Let's say I have this variant:
1 123141 . A C
My alternate allele at this site is C. The reported global MAF in 1000G is 0.8564. However, this is the allele frequency for A at that site, not C.
Here are the options for running VEP: http://useast.ensembl.org/info/docs/tools/vep/script/vep_options.html These are the VEP options I am using:
--check_existing --check_alleles --gmaf --maf_1kg --maf_esp
The cells given by --maf_1kg seem to give the allele frequency of my alt allele, with these options. But I need the global allele frequency for my alt allele. I'm still trying to figure out how this works. In the process of writing this question, I'm finding new problems that aren't making sense.

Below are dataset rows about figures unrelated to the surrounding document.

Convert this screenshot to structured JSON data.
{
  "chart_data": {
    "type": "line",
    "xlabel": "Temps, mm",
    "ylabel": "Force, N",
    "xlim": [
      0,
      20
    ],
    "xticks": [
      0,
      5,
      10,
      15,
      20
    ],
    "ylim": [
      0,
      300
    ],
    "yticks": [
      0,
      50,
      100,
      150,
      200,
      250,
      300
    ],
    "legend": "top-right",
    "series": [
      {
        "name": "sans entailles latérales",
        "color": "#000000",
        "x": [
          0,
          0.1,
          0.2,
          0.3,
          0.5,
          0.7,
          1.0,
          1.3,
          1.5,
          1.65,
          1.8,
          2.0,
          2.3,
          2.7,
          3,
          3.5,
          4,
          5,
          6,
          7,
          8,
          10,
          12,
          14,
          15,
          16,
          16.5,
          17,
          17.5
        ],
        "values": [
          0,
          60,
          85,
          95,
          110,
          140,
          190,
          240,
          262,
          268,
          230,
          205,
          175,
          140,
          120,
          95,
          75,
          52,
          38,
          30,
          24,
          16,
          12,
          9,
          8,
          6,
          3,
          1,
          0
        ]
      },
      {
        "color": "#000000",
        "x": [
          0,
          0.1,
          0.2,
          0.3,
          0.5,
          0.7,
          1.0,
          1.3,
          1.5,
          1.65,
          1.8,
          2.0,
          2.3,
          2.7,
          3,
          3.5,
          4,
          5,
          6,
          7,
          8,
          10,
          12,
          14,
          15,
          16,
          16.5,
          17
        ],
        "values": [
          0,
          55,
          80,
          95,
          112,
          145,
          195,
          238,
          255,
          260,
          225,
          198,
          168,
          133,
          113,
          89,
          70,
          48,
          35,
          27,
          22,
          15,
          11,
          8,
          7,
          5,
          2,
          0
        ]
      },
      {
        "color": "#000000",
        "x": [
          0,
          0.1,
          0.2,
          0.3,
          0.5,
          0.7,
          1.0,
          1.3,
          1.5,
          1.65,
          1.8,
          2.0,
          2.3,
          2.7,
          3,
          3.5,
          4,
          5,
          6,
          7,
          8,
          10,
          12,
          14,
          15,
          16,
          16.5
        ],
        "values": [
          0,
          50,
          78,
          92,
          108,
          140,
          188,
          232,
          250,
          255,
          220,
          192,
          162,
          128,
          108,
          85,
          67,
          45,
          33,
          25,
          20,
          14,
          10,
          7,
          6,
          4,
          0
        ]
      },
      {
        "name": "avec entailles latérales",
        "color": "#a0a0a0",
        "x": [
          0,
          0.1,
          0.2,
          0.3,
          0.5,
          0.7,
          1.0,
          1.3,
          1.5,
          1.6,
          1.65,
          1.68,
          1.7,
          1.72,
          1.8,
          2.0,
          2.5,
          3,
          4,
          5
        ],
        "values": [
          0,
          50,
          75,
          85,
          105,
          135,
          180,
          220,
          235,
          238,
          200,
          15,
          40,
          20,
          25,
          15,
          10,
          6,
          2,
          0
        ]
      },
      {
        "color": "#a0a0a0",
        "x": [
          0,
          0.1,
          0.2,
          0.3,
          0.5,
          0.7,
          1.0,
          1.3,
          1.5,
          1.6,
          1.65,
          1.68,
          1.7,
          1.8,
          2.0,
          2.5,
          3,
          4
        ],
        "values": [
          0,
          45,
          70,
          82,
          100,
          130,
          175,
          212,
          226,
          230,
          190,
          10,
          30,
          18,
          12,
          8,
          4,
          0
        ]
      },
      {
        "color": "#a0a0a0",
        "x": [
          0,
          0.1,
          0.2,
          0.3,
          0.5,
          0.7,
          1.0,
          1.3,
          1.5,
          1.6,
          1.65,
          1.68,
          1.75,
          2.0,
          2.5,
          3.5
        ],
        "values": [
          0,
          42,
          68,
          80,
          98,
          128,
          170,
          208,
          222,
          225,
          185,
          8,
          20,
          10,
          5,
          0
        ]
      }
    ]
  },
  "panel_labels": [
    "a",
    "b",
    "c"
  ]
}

For rs200645137 +C insertion, VEP gives me this:
AFR_MAF|AMR_MAF |EAS_MAF|EUR_MAF |SAS_MAF |C:0.4024|C:0.353|C:0.4365|C:0.2843
AFR_MAF is missing.
From dbsnp: https://www.ncbi.nlm.nih.gov/projects/SNP/snp_ref.cgi?rs=200645137 I get:
AFR_MAF |AMR_MAF|EAS_MAF |EUR_MAF |SAS_MAF C:0.4024|C:0.353|C:0.4365|C:0.2843|C:0.456
So, really, SAS_MAF was missing and all the numbers were misaligned. VEP also gives me a global minor allele frequency of:
which is also in dbsnp.
Annovar gives me 1-that, or 0.516291, because I have the C present. But even that does not make sense to me. But when I calculate the allele frequency myself, I get this:
1008*0.4365+1006*0.2843+1322*0.4024+694*0.353+978*0.456==1948.921 1008+1006+1322+694+978==5008 1948.921/5008==0.3891615
So the 1000Genomes AF for my alt allele is 0.3891615.
What is going on!? I'm definitely using 1000G phase 3 data.
Edit: Okay, the global allele frequencies don't match because it's on the X-chromosome and not everyone has two of those. But the VEP columns still don't match up. The SAS_MAF is being shoved into the next column, and AFR_MAF is either empty, or is filled with a number I can't find anywhere else. The ESP columns for AA_MAF and EA_MAF don't seem to have the correct numbers either.